Thanks to the massive effort of computer inventors and designers we now have stable correlated computer environments safe/stable enough for the processing, storage and transmission of digitized information. It is the shape that information takes when digitized that is of interest to information theorists (such as myself).

Anonymous said...

I am trying to understand your critique, but these terms confuse me:

-- "raw K-complexity"

-- "system level information"

-- "optimized information string"

-- "non-symbolic"

-- "correlated, coordinated specified symbol"

-- "damage" to a string

-- "functioning symbol"

-- "coordinated information"

-- "informational K-complexity"

Please refer me to some papers or books in the information theory literature where these definitions can be found. Thanks!

William Brookfield said...

Hi Anonymous,

The key definitions are between #1 "raw K-complexity" and #2. "Informational K-complexity." Raw K-complexity is just a random/ haphazard string of symbols -- just gibberish. (I)K-complexity is not random because all of the symbols are specified and functional components (decision nodes) of a larger structure.

When one is talking about random gene duplications and random mutations etc, the K-complexity being produced is the wrong type of K-complexity. I.E. raw unspecified K-complexity -- not specified aperiodic K-complexity (information).

There is a crucial difference between UNspecified aperiodic complexity and specified aperiodic complexity.

Raw one-dimensional K-complexity is produced by the collision of randomness (a uniform probability distribution) and any digitized system that is attempting to accurately express it. "Digitization" is a problem for randomness because every digit (ATGC) is itself a manifestation of order (the opposite of randomness). DNA (ATGC) is a digitized system. The result is a lawless, haphazard string -- I.E., raw/naked K complexity.

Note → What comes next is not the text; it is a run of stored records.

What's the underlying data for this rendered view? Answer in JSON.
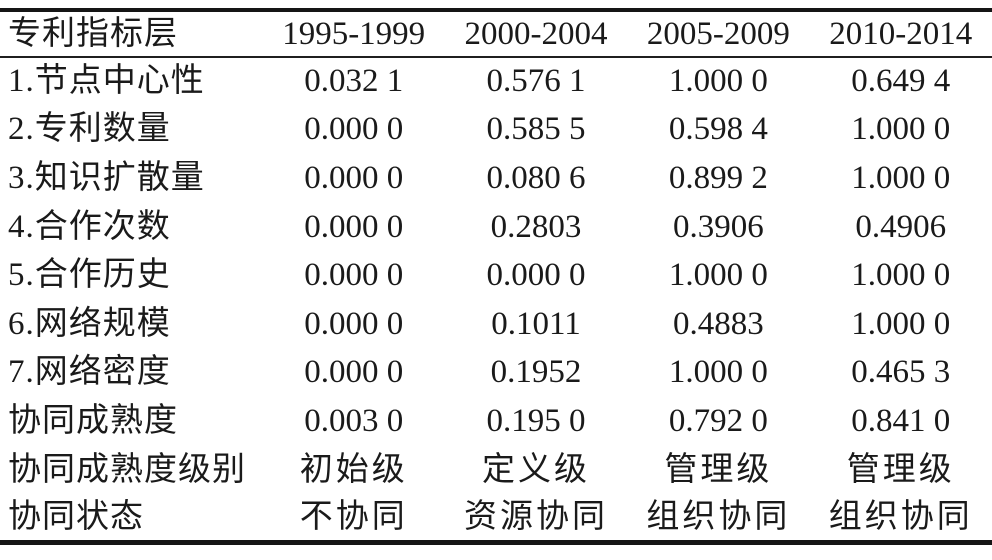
{
  "table": {
    "columns": [
      "专利指标层",
      "1995-1999",
      "2000-2004",
      "2005-2009",
      "2010-2014"
    ],
    "rows": [
      {
        "label": "1.节点中心性",
        "values": [
          "0.032 1",
          "0.576 1",
          "1.000 0",
          "0.649 4"
        ]
      },
      {
        "label": "2.专利数量",
        "values": [
          "0.000 0",
          "0.585 5",
          "0.598 4",
          "1.000 0"
        ]
      },
      {
        "label": "3.知识扩散量",
        "values": [
          "0.000 0",
          "0.080 6",
          "0.899 2",
          "1.000 0"
        ]
      },
      {
        "label": "4.合作次数",
        "values": [
          "0.000 0",
          "0.2803",
          "0.3906",
          "0.4906"
        ]
      },
      {
        "label": "5.合作历史",
        "values": [
          "0.000 0",
          "0.000 0",
          "1.000 0",
          "1.000 0"
        ]
      },
      {
        "label": "6.网络规模",
        "values": [
          "0.000 0",
          "0.1011",
          "0.4883",
          "1.000 0"
        ]
      },
      {
        "label": "7.网络密度",
        "values": [
          "0.000 0",
          "0.1952",
          "1.000 0",
          "0.465 3"
        ]
      },
      {
        "label": "协同成熟度",
        "values": [
          "0.003 0",
          "0.195 0",
          "0.792 0",
          "0.841 0"
        ]
      },
      {
        "label": "协同成熟度级别",
        "values": [
          "初始级",
          "定义级",
          "管理级",
          "管理级"
        ]
      },
      {
        "label": "协同状态",
        "values": [
          "不协同",
          "资源协同",
          "组织协同",
          "组织协同"
        ]
      }
    ],
    "colors": {
      "text": "#1a1a1a",
      "border": "#151515",
      "background": "#ffffff"
    }
  }
}
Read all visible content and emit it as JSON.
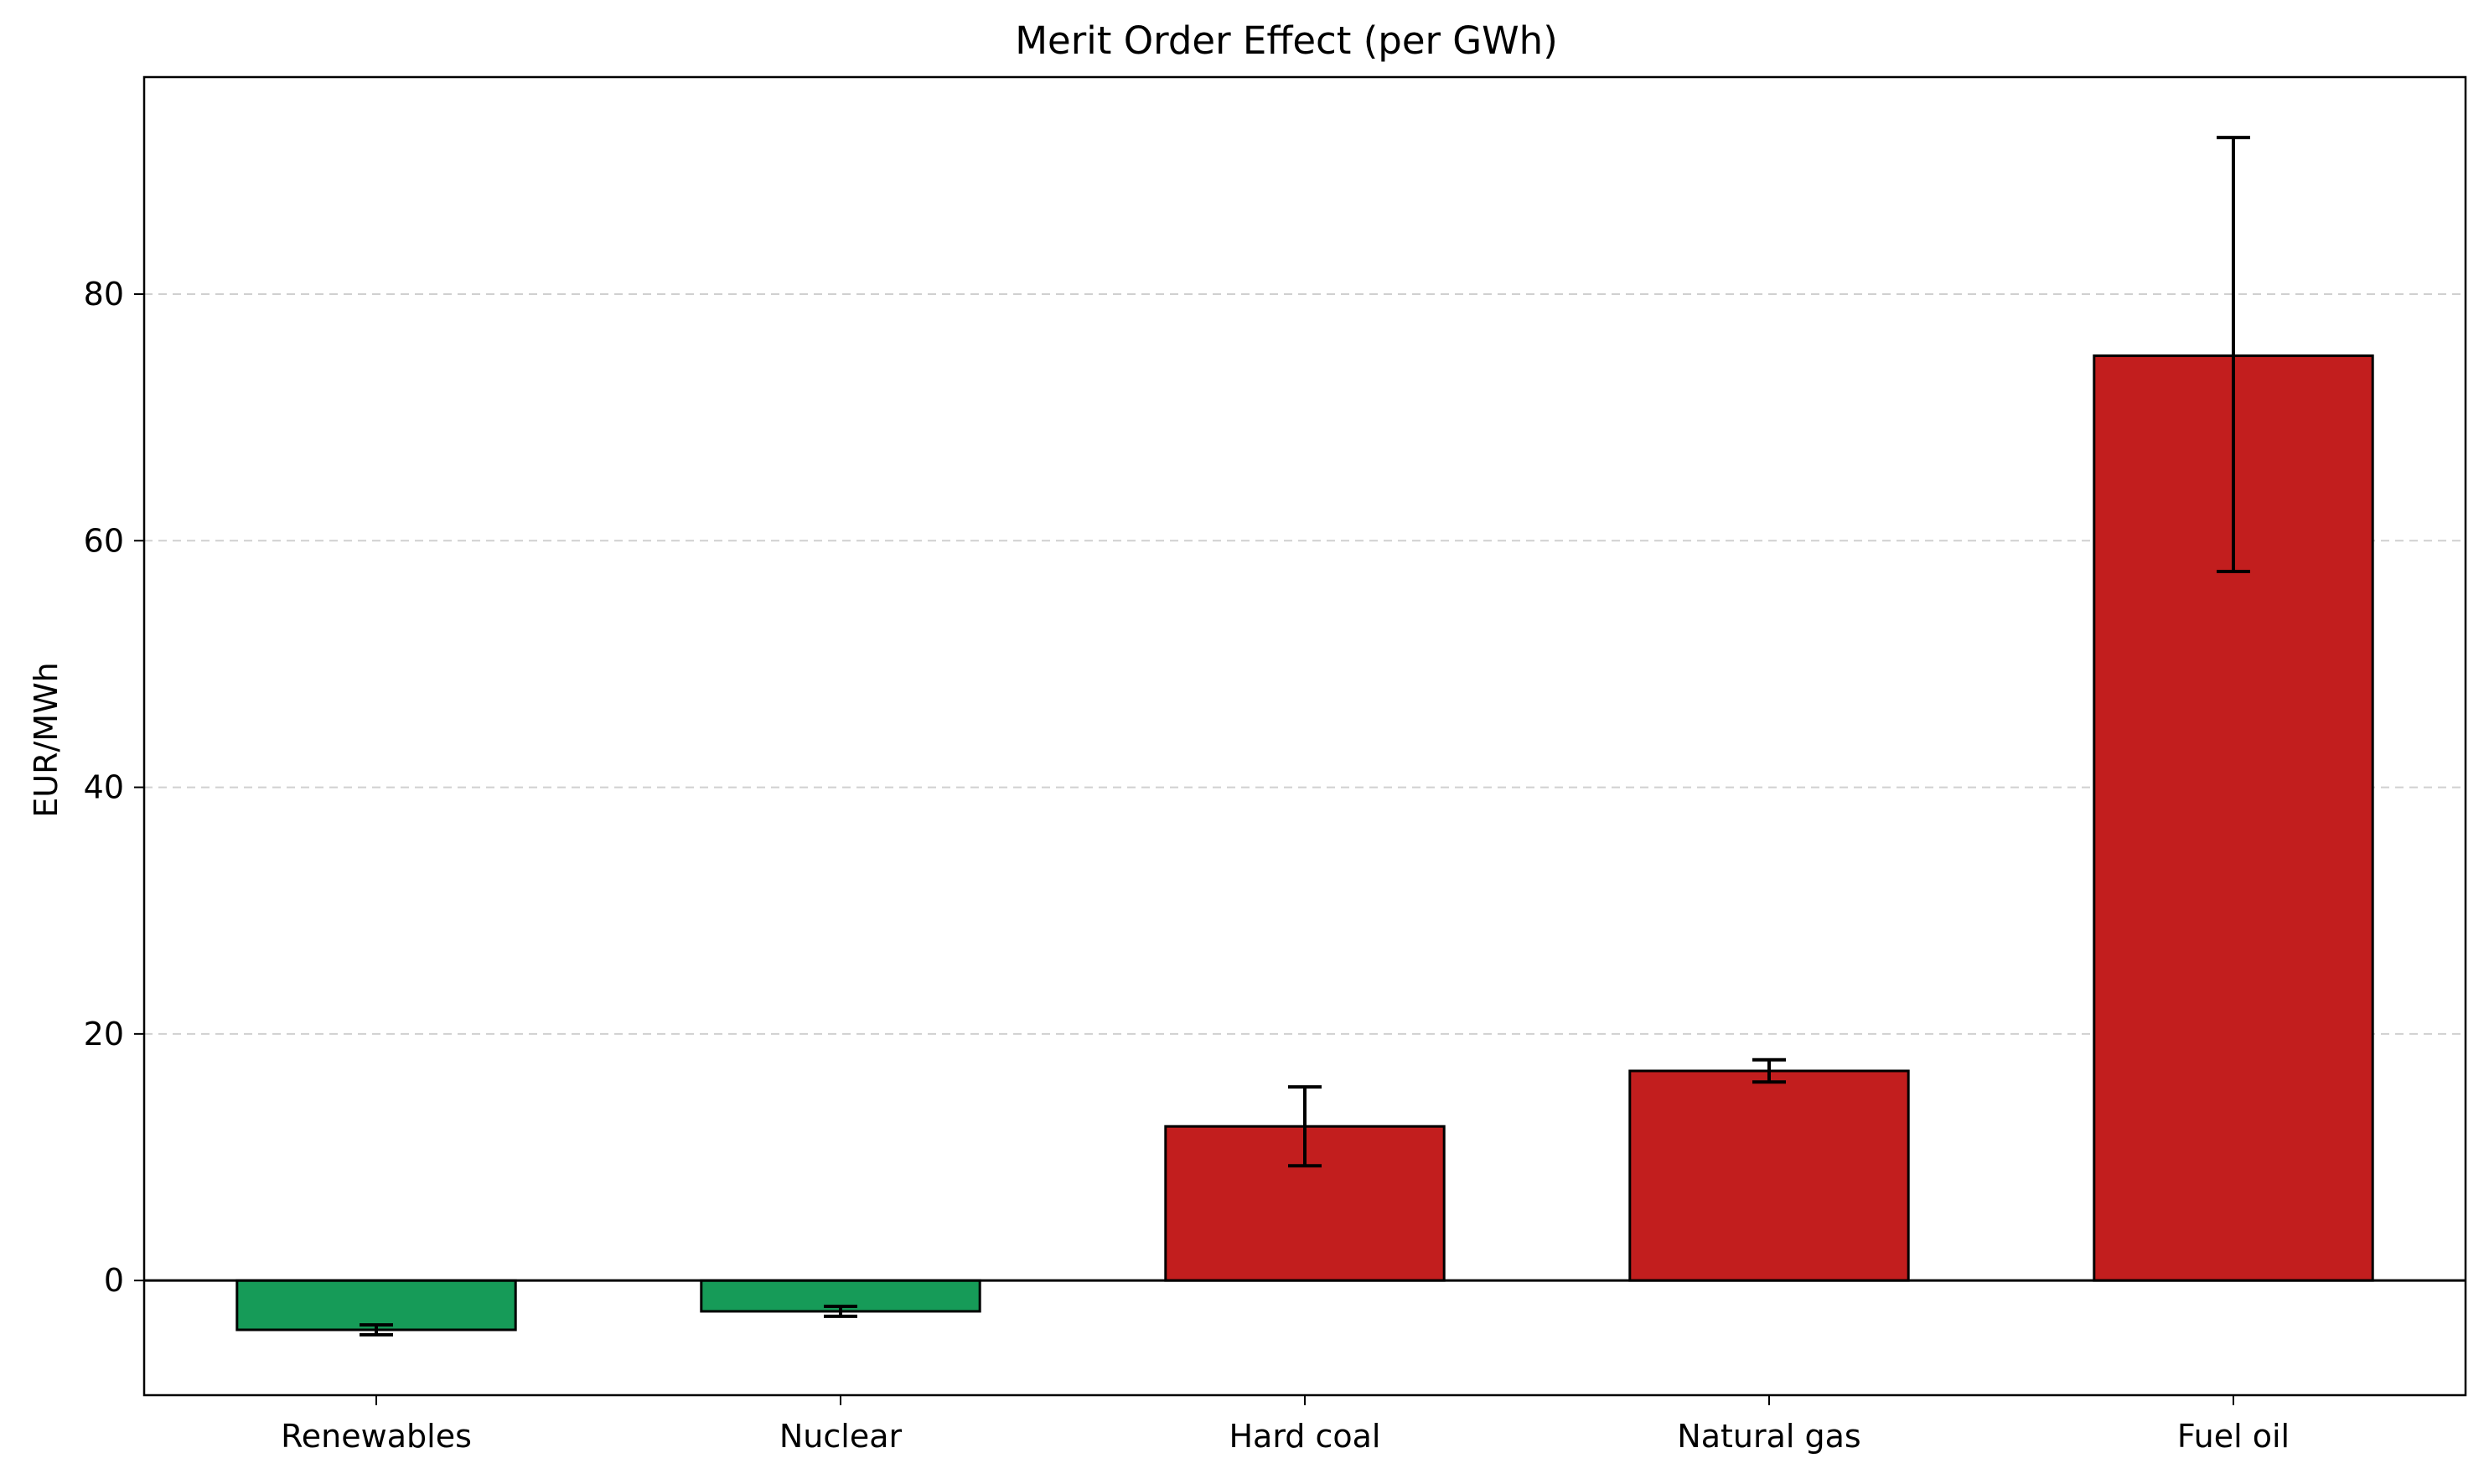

Informational K-complexity on the other hand is specified in that it contains specific instructions that map(correlate) to (biological) function and form. This is what is needed for functional DNA.

Randomness plus digitization provide only unspecified raw K-complexity (noise).

Informational K-complexity is specific and requires error correction (I.E., protection from random errors in order to maintain functionality). Random/spurious/non-symbolic events are the enemy of order and the enemy of information.

See perhaps – "Error Correction Runs Deep" plus “Error Correction Runs Yet Deeper” -- both by Mike Gene.

Non-informational K-complexity is unspecified. Being random and non-functional, it requires no protection from random errors (for it is itself just a string of random errors).

Anonymous said...

So you are saying that none of the terms you are using can be found in the information theory literature?